The ideas and principles people have heen putting forward are all means to this, more general and more worthy end. The American left looks at contemporary society and says to itself: how can we get rid of the most repugnant aspects of this, but still keep everything basically the same? We have no real framework other than a discredited marxist one, for explaining how we might transform our present society. What we need to do is re-learn how to think programmatically, and I recommend the work of Roberto Mangabeira Unger, whose thought I have been (and will be) pillaging in this diary, to teach us how to do it.
To most ears, I assume that the above definition of a liberal seems nebulous and only valuable as a rhetorical tool. However, if we want an over-arching principle, this is a better one than mere equality. You can see people reaching for something like it in their responses, but not knowing where or how to look to put it into words. If this still seems vague let me put it all together into a more concrete example:
We need universal access to food, clothing, shelter, healthcare etc... not just because it's the right thing to do, but because these are the most basic necessities required for anyone to accomplish anything.
We need high quality education that continues through an individual's lifetime in order to first free individuals from their parochial boundaries and give them the skills and ideas to surpass what they might have been without such education.

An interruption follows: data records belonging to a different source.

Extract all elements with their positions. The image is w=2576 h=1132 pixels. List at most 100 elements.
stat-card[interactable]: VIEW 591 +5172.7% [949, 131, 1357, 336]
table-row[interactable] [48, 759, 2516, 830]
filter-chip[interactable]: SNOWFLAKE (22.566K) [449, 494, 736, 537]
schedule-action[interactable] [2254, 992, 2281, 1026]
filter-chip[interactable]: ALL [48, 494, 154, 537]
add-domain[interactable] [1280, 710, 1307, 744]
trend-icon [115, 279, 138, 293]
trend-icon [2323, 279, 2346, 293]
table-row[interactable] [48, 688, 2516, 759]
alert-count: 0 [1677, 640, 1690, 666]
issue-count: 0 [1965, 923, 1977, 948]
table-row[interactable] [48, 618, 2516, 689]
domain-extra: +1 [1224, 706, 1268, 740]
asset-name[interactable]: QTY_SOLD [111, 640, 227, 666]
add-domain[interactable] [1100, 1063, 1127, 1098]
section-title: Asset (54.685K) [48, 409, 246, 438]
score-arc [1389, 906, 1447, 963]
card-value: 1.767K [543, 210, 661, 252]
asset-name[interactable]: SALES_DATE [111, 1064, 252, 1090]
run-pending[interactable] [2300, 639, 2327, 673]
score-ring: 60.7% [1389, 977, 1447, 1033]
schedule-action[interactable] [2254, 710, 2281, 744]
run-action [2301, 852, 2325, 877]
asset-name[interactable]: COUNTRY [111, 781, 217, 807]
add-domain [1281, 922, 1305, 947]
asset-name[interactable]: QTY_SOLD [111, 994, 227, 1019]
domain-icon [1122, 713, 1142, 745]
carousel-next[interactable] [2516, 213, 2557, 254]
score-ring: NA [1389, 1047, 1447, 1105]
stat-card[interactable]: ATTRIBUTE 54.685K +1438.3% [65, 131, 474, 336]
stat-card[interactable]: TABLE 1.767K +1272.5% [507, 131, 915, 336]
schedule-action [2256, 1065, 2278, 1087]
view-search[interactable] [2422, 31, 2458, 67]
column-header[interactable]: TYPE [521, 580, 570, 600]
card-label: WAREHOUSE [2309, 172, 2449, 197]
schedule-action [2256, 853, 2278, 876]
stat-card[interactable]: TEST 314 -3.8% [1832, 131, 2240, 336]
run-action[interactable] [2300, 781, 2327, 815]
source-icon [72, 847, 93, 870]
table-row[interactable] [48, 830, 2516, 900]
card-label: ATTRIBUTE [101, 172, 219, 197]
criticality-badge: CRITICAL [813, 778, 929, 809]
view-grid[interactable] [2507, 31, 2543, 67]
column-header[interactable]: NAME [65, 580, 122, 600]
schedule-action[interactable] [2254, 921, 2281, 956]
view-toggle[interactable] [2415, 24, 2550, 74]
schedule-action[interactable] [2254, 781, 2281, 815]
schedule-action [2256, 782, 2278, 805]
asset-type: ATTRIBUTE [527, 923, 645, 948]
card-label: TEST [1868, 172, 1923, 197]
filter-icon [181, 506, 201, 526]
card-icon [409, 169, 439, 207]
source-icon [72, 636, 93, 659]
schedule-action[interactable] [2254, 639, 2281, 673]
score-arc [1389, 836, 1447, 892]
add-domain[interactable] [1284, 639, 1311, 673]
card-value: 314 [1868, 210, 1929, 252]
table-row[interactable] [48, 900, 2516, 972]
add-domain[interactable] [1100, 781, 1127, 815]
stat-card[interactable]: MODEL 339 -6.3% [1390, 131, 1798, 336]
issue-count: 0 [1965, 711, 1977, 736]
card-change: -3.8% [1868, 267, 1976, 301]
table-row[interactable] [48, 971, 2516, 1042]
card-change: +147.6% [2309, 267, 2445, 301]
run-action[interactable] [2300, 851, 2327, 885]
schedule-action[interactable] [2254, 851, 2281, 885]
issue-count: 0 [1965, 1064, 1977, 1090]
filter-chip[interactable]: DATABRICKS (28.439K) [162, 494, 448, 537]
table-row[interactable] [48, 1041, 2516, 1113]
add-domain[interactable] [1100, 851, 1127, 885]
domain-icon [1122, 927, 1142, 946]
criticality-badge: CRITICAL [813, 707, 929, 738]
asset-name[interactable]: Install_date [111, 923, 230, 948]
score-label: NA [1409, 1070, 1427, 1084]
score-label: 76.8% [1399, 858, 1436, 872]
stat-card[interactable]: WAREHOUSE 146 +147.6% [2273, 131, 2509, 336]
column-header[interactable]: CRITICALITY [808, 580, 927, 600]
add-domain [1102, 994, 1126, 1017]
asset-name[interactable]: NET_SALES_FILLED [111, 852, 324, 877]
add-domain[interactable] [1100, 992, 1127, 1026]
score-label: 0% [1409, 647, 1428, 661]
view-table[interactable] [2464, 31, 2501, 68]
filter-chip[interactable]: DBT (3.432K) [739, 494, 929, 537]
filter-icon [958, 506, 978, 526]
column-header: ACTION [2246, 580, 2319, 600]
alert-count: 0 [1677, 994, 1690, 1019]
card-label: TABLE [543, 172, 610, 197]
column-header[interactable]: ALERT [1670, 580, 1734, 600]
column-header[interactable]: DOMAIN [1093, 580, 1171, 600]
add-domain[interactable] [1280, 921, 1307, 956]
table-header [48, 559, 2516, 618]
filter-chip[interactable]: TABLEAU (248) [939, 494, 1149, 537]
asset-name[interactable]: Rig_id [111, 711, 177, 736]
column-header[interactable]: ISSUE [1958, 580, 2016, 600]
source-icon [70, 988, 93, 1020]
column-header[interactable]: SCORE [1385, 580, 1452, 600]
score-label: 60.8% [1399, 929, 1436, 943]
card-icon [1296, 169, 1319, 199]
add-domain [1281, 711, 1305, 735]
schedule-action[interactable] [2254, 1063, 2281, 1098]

We need continuing education because this process never ends, and because of the increasingly dynamic nature of our economy.
We need a high-energy, participatory democracy in order to effect the kinds of change that might be necessary for this program, and in order to give individuals a sense of agency in their own political system.
We need strong unions (but not the kind of unions we have today--ones that don't so heavily favor insiders over outsiders) and labor protections, not just because it's the right thing to do, but because these things upset the power of entrenched privilege.
We need a good system of progressive taxation, not just because it's fair, but because the government needs money in order to accomplish any of the above goals.
We need a system of "social inheritance," like baby bonds (funded poetically through a reinstatement of the estate tax?), so that individuals who might otherwise have lacked the economic resources to pursue their dreams, can draw on this wealth to go to college, buy a home, start a small business, or--if they're damn patient--retire on.
Any of these things is great in its own right, but taken together, these ideas are more than just the sum of their parts. They present a liberal social vision, finally united by a coherent idea. These aren't "five liberal values," they are one liberal goal, accomplished by several smaller, but inextricably linked goals.
This is how we need to be thinking. When people say they don't know what Democrats stand for, it isn't because they don't know that democrats believe in expanded access to healthcare, a good and stable pension system, generous social insurance progams, the right to choose and so on. It's because we haven't been thinking or talking in a way that unites everything under one, easily understood and generally awesome umbrella.